Obama is no longer new, and most of the problems he pledged to fix persist. Hayes calls it a "cognitive dissonance between hope and reality." In some ways, it's a classic incumbent problem, but not because young people necessarily think federal office corrupts all politicians. To the contrary, a new report by Project Vote finds that young voters actually have quite a bit of faith in government and believe it "should work to provide for the needs of all citizens." Obama's base still wants a positive political experience. The question is, how does his party foster that?

The Democrats can start by looking at what young people are excited about these days -- which is not specific issues. Based on the number of Facebook invitations I've received, I can safely say that a lot of left-leaning members of my generation are pretty excited about the satirical rallies that Comedy Central faux-news hosts Jon Stewart and Stephen Colbert are holding on the National Mall just days before the midterm elections.

Democratic strategists fretted that the rally would affect get-out-the-vote efforts and further decrease already low turnout. Like it or not, Stewart and Colbert are more successful these days at "involving the customer" than Obama is. Sure, Obama's got a country to run, and Stewart and Colbert are just comedians. But they openly mock Glenn Beck and the Tea Partiers. They maintain an appropriate level of sarcasm and eye-rolling when discussing the "potential threats" associated with having openly gay and lesbian soldiers serve in the military. They offer a unique way of experiencing politics.

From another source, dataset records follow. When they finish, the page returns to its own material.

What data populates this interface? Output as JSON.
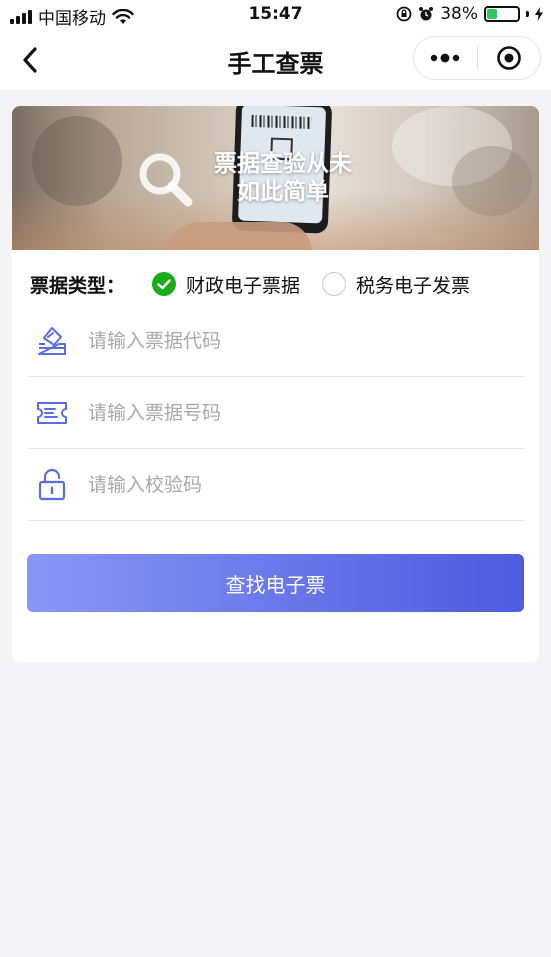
{
  "status_bar": {
    "carrier": "中国移动",
    "time": "15:47",
    "battery_percent": "38%",
    "battery_level": 0.38
  },
  "nav": {
    "title": "手工查票"
  },
  "banner": {
    "line1": "票据查验从未",
    "line2": "如此简单"
  },
  "form": {
    "type_label": "票据类型：",
    "options": [
      {
        "label": "财政电子票据",
        "selected": true
      },
      {
        "label": "税务电子发票",
        "selected": false
      }
    ],
    "code_placeholder": "请输入票据代码",
    "number_placeholder": "请输入票据号码",
    "check_placeholder": "请输入校验码",
    "submit_label": "查找电子票"
  },
  "colors": {
    "selected_radio": "#1aad19",
    "button_gradient_start": "#8b96f6",
    "button_gradient_end": "#4d5cdf",
    "icon_blue": "#5b6ce8"
  }
}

Sure, comedy will always be hipper -- and more fun -- than sincerity. The more fundamental error that Democratic strategists make, however, is that they think this kind of engagement is exclusive -- that the young people who attend the Jon Stewart rally won't remember to vote or encourage their friends to do the same. But what the Obama campaign figured out is that engagement is cumulative -- every little thing that draws people in makes it possible for them to get involved further. People seek an experience of politics, not just a set of policy positions. Customers, as IBM correctly observed, want to be involved. As the Democrats cope with the fallout of what is sure to be a disappointing election, they need to remember that lesson and recommit to it.